There is a part of me that wishes Joey had been diagnosed earlier and wonders why I as his mother did not recognize signs and do something about it. I suppose part of it is letting go of that dream of what you expect your child to be and accepting what they really are. That sounds wrong but it is true and I am pretty sure other parents have had that moment where they realize their child will not be the star quarterback or musician or perfect student and so they let go of that dream and accept the reality they have been given. The difference I believe is in how we react to that reality.
We have tried to get Joey the things he needs so he will be successful and have the ability to overcome any obstacles that Asperger's may cause him to have.
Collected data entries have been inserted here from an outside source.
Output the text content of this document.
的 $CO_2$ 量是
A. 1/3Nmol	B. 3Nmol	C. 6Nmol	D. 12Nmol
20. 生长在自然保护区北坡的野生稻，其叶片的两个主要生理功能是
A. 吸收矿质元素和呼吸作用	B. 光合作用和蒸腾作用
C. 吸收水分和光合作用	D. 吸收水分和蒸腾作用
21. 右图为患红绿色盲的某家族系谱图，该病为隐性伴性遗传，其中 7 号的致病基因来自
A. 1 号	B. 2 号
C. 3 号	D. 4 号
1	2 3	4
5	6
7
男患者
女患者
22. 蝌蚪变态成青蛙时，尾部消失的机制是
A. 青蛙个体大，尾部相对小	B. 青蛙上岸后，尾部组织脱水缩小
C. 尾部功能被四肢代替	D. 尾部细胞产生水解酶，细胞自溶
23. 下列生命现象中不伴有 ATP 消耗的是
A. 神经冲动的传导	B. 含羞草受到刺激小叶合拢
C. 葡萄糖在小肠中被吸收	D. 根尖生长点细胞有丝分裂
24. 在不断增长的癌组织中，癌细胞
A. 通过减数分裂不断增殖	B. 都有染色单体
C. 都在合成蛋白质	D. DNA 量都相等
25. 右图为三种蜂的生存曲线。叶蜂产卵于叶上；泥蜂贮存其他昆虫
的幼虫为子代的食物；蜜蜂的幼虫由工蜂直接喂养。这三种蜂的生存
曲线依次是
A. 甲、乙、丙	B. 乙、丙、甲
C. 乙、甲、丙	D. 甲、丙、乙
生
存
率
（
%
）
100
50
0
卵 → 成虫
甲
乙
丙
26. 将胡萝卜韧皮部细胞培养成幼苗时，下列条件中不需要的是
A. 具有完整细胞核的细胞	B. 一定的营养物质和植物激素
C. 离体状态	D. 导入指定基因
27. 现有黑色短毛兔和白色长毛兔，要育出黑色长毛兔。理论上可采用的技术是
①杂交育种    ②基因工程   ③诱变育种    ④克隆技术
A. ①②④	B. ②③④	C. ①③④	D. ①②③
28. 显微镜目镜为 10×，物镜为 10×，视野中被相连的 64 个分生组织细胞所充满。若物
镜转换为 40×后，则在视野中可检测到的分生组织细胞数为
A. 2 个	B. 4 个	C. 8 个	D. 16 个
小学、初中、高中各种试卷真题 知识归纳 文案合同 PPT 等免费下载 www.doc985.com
I try to be patient with his conversations he starts mid-thought and you are left wondering what in the world he is talking about. I try to help him understand that not everyone will follow the rules to games or at school as strictly as he does-this causes a lot of anxiety for him. I try to encourage him to talk to other kids and to play with them. Peter once told me that if he could give Joey anything it would be a best friend. I second that and it touched me so profoundly how much Peter is aware of Joey and the challenges he faces. The odd thing about Aspergers and Autism for that matter is that most of these kids are unaware nor do they really care that they are different. I know this may change for Joey but for now I am grateful. He does not play with kids at recess- he jumps/skips back and forth (this is his stimming as they call it- it stimulates his body and senses).
I have spoken with some parents of other autistic/asperger kids and it is reassuring to me to know that the things I am doing with Joey are the things they are doing with their kids. He is different but he is still expected to have good manners and to be respectful (eye contact is rough). He is expected to do his best always. At meal times when his mind is in that far off place, that I don't know, I try to remind him that he needs to be here with us at the table (this happens at every meal). I find myself explaining to him over and over that he can not win every time and that he can not always be in control of other people. Also, he does not need to know everything and that sometimes he will be wrong and someone that knows better will teach him if he will allow them. He likes the feeling of knowing the right answer or the right moves at karate.
Really, I am so thankful to have Joey. He is so helpful and tries so hard to be and do whatever you ask of him. He has always been willing to take just two bites of whatever we are eating (not very autistic) even gagging it down. He wants to be obedient and stresses himself out to tears about others disobedience. He loves his brother and sisters and is very helpful. As he is getting older, we are trying to give him some older responsibilities without overwhelming him or putting too much pressure on him. Today, Peter directed him on how to mow the backyard and he did about 90% of it by himself. I taught him how to tie a quilt today and he was excited that it would be donated to those that do not have warm blankets.
Through this last nearly 2 years, I have striven to focus on the fact that Joey is happy. He may have a bit more anxiety than most kids and he may be a bit unaware about what is socially acceptable or the in thing but he is happy. As a parent, when our child is born that is really all we want for them- is to be happy. There are a few dreams that have not changed for me and what my ultimate goal is for Joey and the path of therapy and resources we provide for him: I want him to serve a mission, I want him to marry in the temple, and I want him to find his own success in life. And yes, I know that these things (along with the trials he will face) will bring him happiness. I love my Joey- my expectations for him are obedience and happiness and they seem to go hand in hand. I hope that I can meet the expectations he has of me.
1 comment:
Ok - can I please copy about 90% of this post and put it on mine?! You write so well and put your thoughts and feelings into words like I never can! I love you, my friend!